My workouts have been getting longer (2-3 hours) because I just don’t know what else to do with my time.

Also general feels thread. Spill it out

Nigga, get an apartment. It's liberating not having to live with your parents.

Also, don't you socialize with your coworkers, like at all? I usually grab a beer with the coworkers after work every once in a while.

Also, get a gf you loser.

What are your hobbies? Do you like sports? Depending on the team, most bars have an official sports team they sponsor where a group of fans gather for game day. Some craft breweries do Beer runs, where a group gets together, runs 3-4 miles. And they get some beer afterwards.

Also, if your gym has classes. Take some classes. Good for workout variation sometimes and you get to be around and chat with people.

>He didn't play a sport in college that he can find a men's team for after graduating

Fool. Go join a jiu jitsu gym or something. Find some place to be a man among men, the rest will follow.

I can't fucking tell if she likes me or not and if she rejects me I feel like I'll finally fucking lose it. I am descending into madness

God damn you betas piss me off!!!
She's just a girl, who fucking cares what she thinks of you, Jesus Christ!!!

You have every thing you need in life and you just want to act like a whiny baby?? im LMAOing at your life, kys yourself urself

O ok well then I guess you can just not do anything and nothing will ever happen.

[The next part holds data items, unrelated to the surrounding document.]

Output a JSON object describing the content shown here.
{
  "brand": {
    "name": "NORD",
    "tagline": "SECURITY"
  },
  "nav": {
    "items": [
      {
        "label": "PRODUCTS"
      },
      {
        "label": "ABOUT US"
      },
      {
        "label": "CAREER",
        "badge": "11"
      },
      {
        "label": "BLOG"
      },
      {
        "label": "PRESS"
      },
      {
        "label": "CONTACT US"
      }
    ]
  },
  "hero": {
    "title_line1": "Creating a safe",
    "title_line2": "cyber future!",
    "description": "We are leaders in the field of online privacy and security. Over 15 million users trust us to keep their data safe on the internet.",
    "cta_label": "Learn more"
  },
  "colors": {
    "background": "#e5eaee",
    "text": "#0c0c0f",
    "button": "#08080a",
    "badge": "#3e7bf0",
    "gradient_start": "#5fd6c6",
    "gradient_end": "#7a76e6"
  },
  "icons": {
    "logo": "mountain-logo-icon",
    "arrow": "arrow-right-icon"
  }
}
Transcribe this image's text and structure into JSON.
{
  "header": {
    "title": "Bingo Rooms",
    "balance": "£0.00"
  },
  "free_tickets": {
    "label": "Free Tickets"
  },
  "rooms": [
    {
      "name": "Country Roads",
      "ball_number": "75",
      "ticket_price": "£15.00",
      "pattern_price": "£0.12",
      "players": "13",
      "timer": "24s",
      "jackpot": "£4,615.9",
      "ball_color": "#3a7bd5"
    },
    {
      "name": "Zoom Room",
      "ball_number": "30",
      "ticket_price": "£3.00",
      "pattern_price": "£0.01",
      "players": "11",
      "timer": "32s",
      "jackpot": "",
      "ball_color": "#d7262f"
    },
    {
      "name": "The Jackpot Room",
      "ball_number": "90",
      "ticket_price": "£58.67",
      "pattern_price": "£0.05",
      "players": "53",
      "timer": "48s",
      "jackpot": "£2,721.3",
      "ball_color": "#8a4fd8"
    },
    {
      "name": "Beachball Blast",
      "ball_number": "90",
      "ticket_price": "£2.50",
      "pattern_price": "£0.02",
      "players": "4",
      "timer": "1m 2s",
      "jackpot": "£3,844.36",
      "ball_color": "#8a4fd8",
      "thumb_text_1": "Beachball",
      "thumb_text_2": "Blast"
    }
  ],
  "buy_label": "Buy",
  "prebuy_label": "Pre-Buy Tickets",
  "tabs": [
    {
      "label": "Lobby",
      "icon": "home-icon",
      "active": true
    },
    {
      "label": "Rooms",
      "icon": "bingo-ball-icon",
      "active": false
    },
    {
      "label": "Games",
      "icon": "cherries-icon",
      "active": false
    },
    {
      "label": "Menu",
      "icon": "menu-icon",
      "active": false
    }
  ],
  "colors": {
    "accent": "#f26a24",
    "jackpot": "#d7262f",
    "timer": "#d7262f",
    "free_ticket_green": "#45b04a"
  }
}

It makes me feel like less of a person if she doesn't like me. I'm not used to this fucking attention from someone. She shows signs of liking and then shows signs of wanting me to fuck off.

WHY THE FUCK IS STRENGTH STANDARDS DOWN I NEVER WROTE DOWN MY FUCKING PROGRAM.

cant work out cause i work a physical construction job and these two things combined make me want to kms

...

>autist?
If no, make friends at work or gym. Go to church for grills/community of (mostly) decent people. Also move out asap as this will make it possible to respect yourself and be respected. You can make it user.

>why do we want things we can't have?
>10/10 qt comes into my job all the time
>always seeks me out, and we talk. I help her with fines and its a nice relationship we have
>I want to just tell her she's beautiful and would do anything to meet her for coffee after
>she's married and lives in an orthodox community where that is serious
>my heart is broken a bit, knowing she'll come in next week, the same person. But I have changed
Honestly this infatuation has kept my mind off slutty chicks, I'm done with that. My focus on self-improvement is incredibly strong. So that's good

user, you have a friend. Be happy and stop lusting after her.

Besides, she might wingman hard for you if you keep being friends and hook you up with someone.

Same OP. Same.

Except Im slowly losing my gains as I have to help my dad in construction since I now graduated and live at home. Applied for 8 jobs so far at the end of December and and have yet to hear back from any of them. Parents said the second I get a job I can move out; never have I checked emails so damn often and having to apply to jobs from ziprecruiter, indeed, glassdoor seems meme as fuck.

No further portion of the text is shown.